Data Sources for Data Science – Part 2


[This is part 2, to read part 1 please click here]

Data Scientists need access to diverse, high-quality sources of data in order to practice their trade, and in my previous blog I compared finding these resources to the early days of the internet, when the volume of data caused human-curated approaches to give way to the semi-automated parallel approach of the internet search engine. This transition has revealed the truth – we are drowning in data, and the problem has transitioned from a scarcity of available resources to comprehending the daunting array of traditional and non-traditional information located by a simple search.

My previous blog focused mainly on data available in a delimited text formats – but in any survey of available data types must also consider relational databases. The relational model may be used to store any type of data, but in science especially, relational systems have been used to store curated data. The data in such a database would be obtained, input and edited manually – a scientific example being the Genome Database, GDB. Now defunct, the majority of the data in GDB was entered by committees of experts at specially-convened conferences. The tradeoffs of such data are complex: on the one hand, manual curation means the dataset size is not large, but we do know each entry has been evaluated by a human curator.

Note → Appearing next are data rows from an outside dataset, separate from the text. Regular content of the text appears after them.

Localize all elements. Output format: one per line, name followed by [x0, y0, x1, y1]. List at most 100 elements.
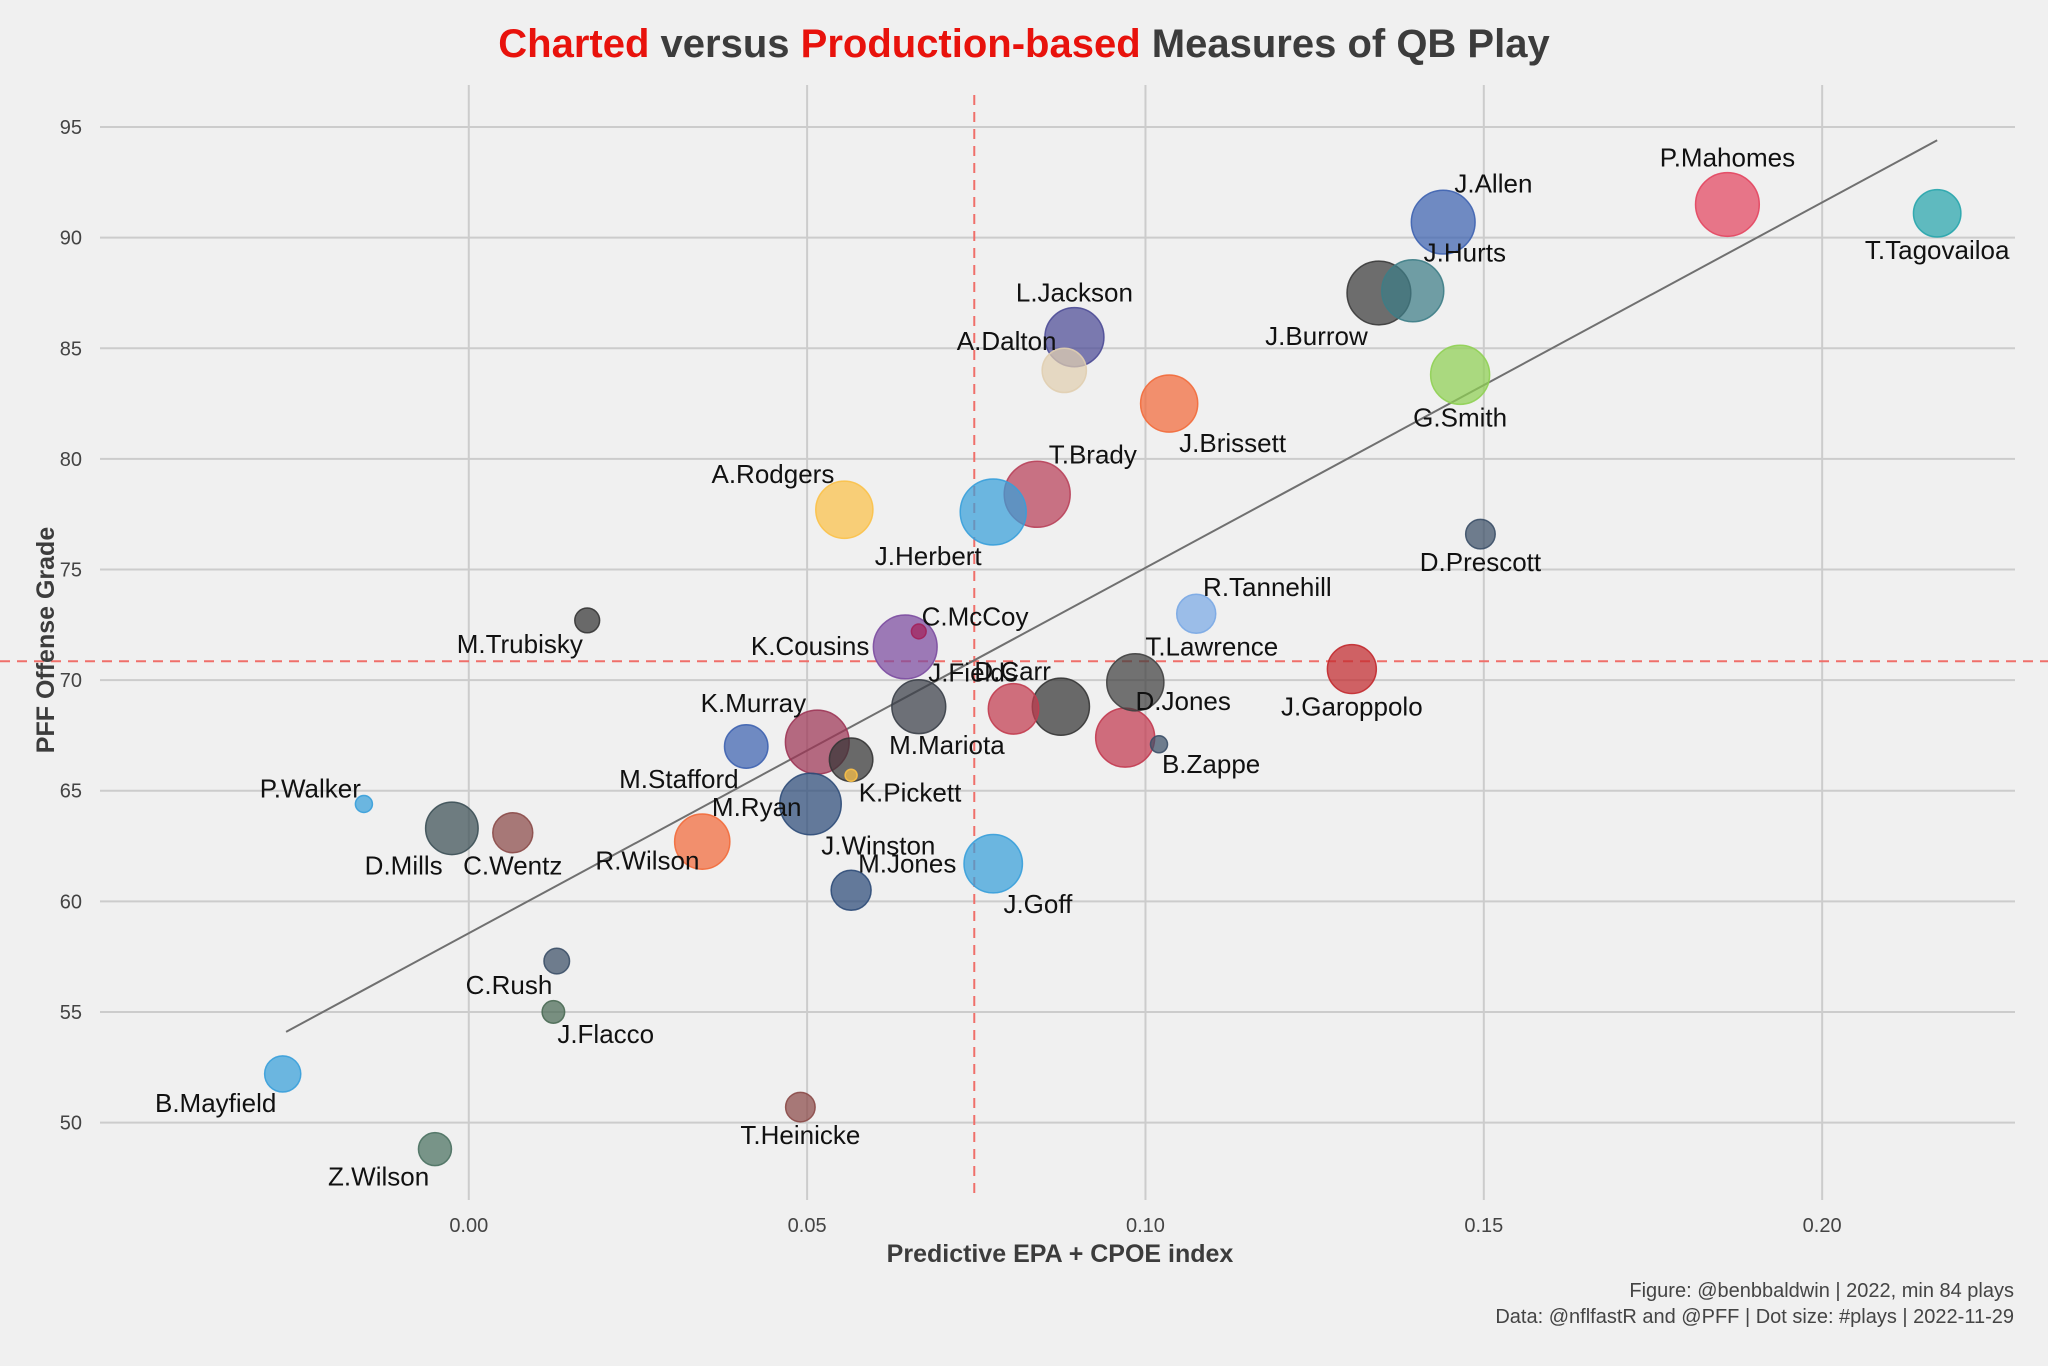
- point-a-rodgers: [815, 480, 874, 540]
- point-j-allen: [1410, 189, 1476, 255]
- figure-caption: Figure: @benbbaldwin | 2022, min 84 play…: [1495, 1278, 2014, 1330]
- label-a-rodgers: A.Rodgers: [711, 459, 834, 489]
- label-j-brissett: J.Brissett: [1179, 428, 1287, 458]
- trend-line: [285, 139, 1938, 1033]
- label-c-mccoy: C.McCoy: [922, 601, 1029, 631]
- y-tick-label: 90: [60, 228, 82, 250]
- point-j-fields: [891, 678, 947, 735]
- point-d-jones: [1094, 707, 1156, 768]
- grid-lines: [100, 85, 2015, 1200]
- point-j-herbert: [959, 478, 1027, 546]
- point-c-wentz: [492, 812, 534, 854]
- label-g-smith: G.Smith: [1413, 402, 1507, 432]
- label-k-murray: K.Murray: [701, 688, 806, 718]
- point-t-heinicke: [784, 1091, 816, 1123]
- x-tick-label: 0.15: [1464, 1215, 1503, 1237]
- label-j-burrow: J.Burrow: [1265, 321, 1368, 351]
- point-t-lawrence: [1105, 652, 1165, 712]
- point-m-trubisky: [574, 607, 601, 634]
- label-m-ryan: M.Ryan: [712, 792, 802, 822]
- label-t-brady: T.Brady: [1049, 439, 1137, 469]
- point-b-mayfield: [263, 1055, 302, 1093]
- x-tick-label: 0.00: [449, 1215, 488, 1237]
- point-a-dalton: [1041, 347, 1088, 394]
- caption-line-1: Figure: @benbbaldwin | 2022, min 84 play…: [1629, 1280, 2014, 1302]
- point-d-prescott: [1464, 518, 1496, 550]
- x-tick-label: 0.10: [1126, 1215, 1165, 1237]
- point-r-tannehill: [1175, 593, 1217, 635]
- label-b-zappe: B.Zappe: [1162, 749, 1260, 779]
- point-p-walker: [354, 794, 374, 814]
- y-tick-label: 70: [60, 670, 82, 692]
- label-k-cousins: K.Cousins: [751, 631, 870, 661]
- label-r-tannehill: R.Tannehill: [1203, 572, 1332, 602]
- point-j-hurts: [1380, 258, 1445, 323]
- data-points: [263, 171, 1962, 1167]
- label-k-pickett: K.Pickett: [859, 777, 962, 807]
- label-j-allen: J.Allen: [1454, 168, 1532, 198]
- point-g-smith: [1429, 344, 1491, 406]
- y-tick-label: 85: [60, 338, 82, 360]
- point-j-brissett: [1139, 374, 1199, 433]
- label-l-jackson: L.Jackson: [1016, 278, 1133, 308]
- label-c-rush: C.Rush: [466, 970, 553, 1000]
- label-m-stafford: M.Stafford: [619, 764, 738, 794]
- point-m-stafford: [723, 724, 769, 769]
- point-c-mccoy: [910, 623, 927, 640]
- label-j-goff: J.Goff: [1003, 889, 1073, 919]
- trend-line-group: [285, 139, 1938, 1033]
- point-m-jones: [830, 869, 872, 912]
- label-t-heinicke: T.Heinicke: [740, 1120, 860, 1150]
- label-d-mills: D.Mills: [365, 851, 443, 881]
- label-r-wilson: R.Wilson: [595, 846, 699, 876]
- point-c-rush: [543, 947, 571, 975]
- label-j-herbert: J.Herbert: [875, 541, 983, 571]
- x-tick-label: 0.20: [1803, 1215, 1842, 1237]
- point-d-carr: [1031, 677, 1091, 736]
- label-t-tagovailoa: T.Tagovailoa: [1865, 235, 2010, 265]
- point-j-goff: [963, 833, 1024, 894]
- chart-title: Charted versus Production-based Measures…: [0, 22, 2048, 67]
- y-tick-label: 75: [60, 559, 82, 581]
- x-axis-label: Predictive EPA + CPOE index: [887, 1240, 1234, 1268]
- label-b-mayfield: B.Mayfield: [155, 1088, 276, 1118]
- label-d-carr: D.Carr: [974, 656, 1051, 686]
- point-m-mariota: [987, 682, 1040, 735]
- label-m-trubisky: M.Trubisky: [457, 629, 583, 659]
- label-j-fields: J.Fields: [928, 658, 1018, 688]
- point-b-zappe: [1149, 734, 1169, 754]
- point-m-ryan: [673, 813, 731, 870]
- point-j-winston: [779, 772, 842, 836]
- y-axis-label: PFF Offense Grade: [32, 527, 60, 754]
- label-m-jones: M.Jones: [858, 848, 956, 878]
- point-d-mills: [424, 801, 479, 856]
- label-t-lawrence: T.Lawrence: [1145, 632, 1278, 662]
- y-tick-label: 60: [60, 891, 82, 913]
- y-tick-label: 55: [60, 1002, 82, 1024]
- point-z-wilson: [417, 1131, 453, 1167]
- axis-ticks: 50 55 60 65 70 75 80 85 90 95 0.00 0.05 0.10 0.15 0.20: [60, 117, 1842, 1237]
- label-c-wentz: C.Wentz: [463, 851, 562, 881]
- label-j-garoppolo: J.Garoppolo: [1281, 692, 1423, 722]
- label-z-wilson: Z.Wilson: [328, 1162, 429, 1192]
- label-p-walker: P.Walker: [260, 773, 361, 803]
- caption-line-2: Data: @nflfastR and @PFF | Dot size: #pl…: [1495, 1306, 2014, 1328]
- y-tick-label: 95: [60, 117, 82, 139]
- point-j-winston: [844, 768, 858, 783]
- y-tick-label: 80: [60, 449, 82, 471]
- y-tick-label: 50: [60, 1113, 82, 1135]
- x-tick-label: 0.05: [788, 1215, 827, 1237]
- point-j-flacco: [541, 999, 566, 1024]
- point-p-mahomes: [1694, 171, 1761, 238]
- label-m-mariota: M.Mariota: [889, 730, 1005, 760]
- title-versus: versus: [649, 22, 801, 66]
- title-charted: Charted: [498, 22, 650, 66]
- label-p-mahomes: P.Mahomes: [1660, 143, 1795, 173]
- title-rest: Measures of QB Play: [1140, 22, 1550, 66]
- label-d-prescott: D.Prescott: [1420, 547, 1542, 577]
- label-j-hurts: J.Hurts: [1424, 238, 1506, 268]
- point-labels: P.Mahomes T.Tagovailoa J.Allen J.Burrow J.Hu…: [155, 143, 2010, 1192]
- point-t-tagovailoa: [1912, 188, 1962, 238]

Another example, the ENSEMBL data are available via public relational database, and this dataset includes data manually curated by experts.

While ENSEMBL was growing, many areas of science saw a revolution in the parallelism of experimentation – for example a DNA sequencing machine in the mid-1990s might determine the sequence of 30,000 letters of genetic code in a day, by 2010 this number was over one billion – and the increasing trend towards automation and parallelism of experimentation is changing the nature, cost and availability of large raw datasets, for example the Sloan Digital Sky Survey, which, as with so many other projects across the internet, makes its data available for public download.

So – what has been happening to the world of data? Not so long ago large, high-quality datasets were hard to find online, and this gave rise to web catalogs directing the enquirer to the few available resources – but the widespread availability of data we now enjoy points to a change in the way people have come to think about data. Sharing has long been regarded as a theoretically best practice in science, for example the NIH Data Sharing Policy of 2003 mandates all recipients of grants make a plan for sharing their results – yet implementation has been left up to the data owners – often academics heavily dependent upon publication for their own career advancement. Incentives exist for researchers to maintain a tight control over their data, and this tension between data sharing and personal advancement has been the subject of much debate – the views of Longo and Drazen are typical – data sharing should ‘happen symbiotically and not parasitically’ – implying the creators of a dataset would maintain control over the use of their data, even though it was placed into the public domain. In recent years however, we are seeing a change in attitude as automation and parallelism reduce the cost of data generation past the point where data ownership is worth fighting about.

We also see local and national governments making data available as a civic duty to promote transparency; US data sources of this type are available at data.gov. We are also seeing the return of the venerable data catalog, and indeed an increasing awareness of the value of human curation rather than page ranking algorithms to steer us to the best quality information. The new catalogs take advantage of modern version control to build a federated system to spread curation among teams of people, with versioning and replication at its heart. An example of this being the Awesome system of federated lists, which includes lists for access to datasets.

As is often the case in the world of technology, our choice of solution has come full circle – the availability of diverse, accurate, and cheap data may have defeated individual curation efforts in favor of search engines, but that same ubiquity of data argues for a return to the context and intelligence of human curation, and federated catalogs are emerging to serve this purpose. Will we see a swing back to search engines?  Absolutely! As noted, web searching requires creation of an index, a step ideally suited to computers, followed by evaluation of index entries in the light of a question (a step best performed by humans), but surely, we will see data science coming to the rescue in time, creating algorithms that can evaluate the quality of a dataset as well as an experienced human curator, tipping the balance in favor of search engines once more.

There are some examples just starting to take shape out there but I won’t give you links here – why don’t you find them with a search engine?